2023年9月16日。
天王洲の複数のギャラリーが入っているビル。
その一角にある「ANOMALY」。
(「MUUSEO SQUARE」サイト)
https://muuseo.com/square/articles/1197
2018年11月、現代アートのギャラリー「ANOMALY」が誕生した。共同代表は山本裕子、浦野むつみ、橋本かがりの3人だ。
興味深い点は、このギャラリーが山本現代、URANO、ハシモトアートオフィスの3ギャラリーの統合により生まれたこと。そしてグランドオープンの展覧会をおこなったのは、3つのギャラリーのいずれにも属していなかったChim↑Pomであったことだろう。
3つのギャラリーが集まって何をはじめるんだ?1992年の伝説の展覧会「ANOMALY」の再来か?
(「MUUSEO SQUARE」サイトより)
そういうギャラリーだったから、観客としても、どこか特別感を持っていた。
そして、今回『ジャンクス・ポーツ』は、展覧会の会場が、ごちゃごちゃしていて、少し暗くて、それでエネルギーを感じる独特の空気があった。
ハンドアウトをもらおうとしたら、近くにいた作家かスタッフが、コピー機のスイッチを押してくれて、展覧会の説明が黒で書いてある上に、青色で「ステートメント」が印刷された。それが、この展覧会の雰囲気と合っていて、それも含めて、何だか感心した。
(「ANOMALY」サイト)
http://anomalytokyo.com/exhibition/junksports/
蠅、ゴミ、コンクリート、街路樹、プラスチック、メタルハライドランプ、自動車、舗装道路、LED、屑、自動販売機、タクシー、分泌、そして不幸な歩行者たち、運送トラック、ビルボード、夢の島…。
文明はむせ返るような悲劇であり、喜劇は埋立地に埋もれてしまっている。ジャンクは意味から解放された始まりとして、大地の皮下でその時を持っている。
私たちの社会は絶え間なく新しいテクノロジーを生み出し、それらを次々にジャンク化することで、何とか維持されている歪な社会です。1秒先の未来を想像するために、非常に高いコストを払って、それらを次々に過去化していくのです。
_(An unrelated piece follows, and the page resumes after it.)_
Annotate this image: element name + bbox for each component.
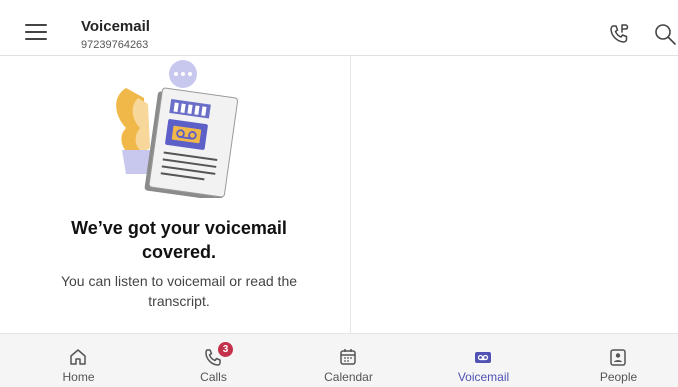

高速でドライブするこの代謝運動は、私たちに物事を効率よく忘れていくための訓練を行い、善意として生まれたはずのあらゆる物やテクノロジーは、次々に堕落していき、悪意と化します。
これからも都市が呼吸をする限り、ジャンクは増えていく。ジャンクは腐肉と化し、大地となってジャンクを生み出し、ジャンクは腐肉と化し、大地となってジャンクを生み出す。蝿はそこに寄宿しながら都市を眺めている。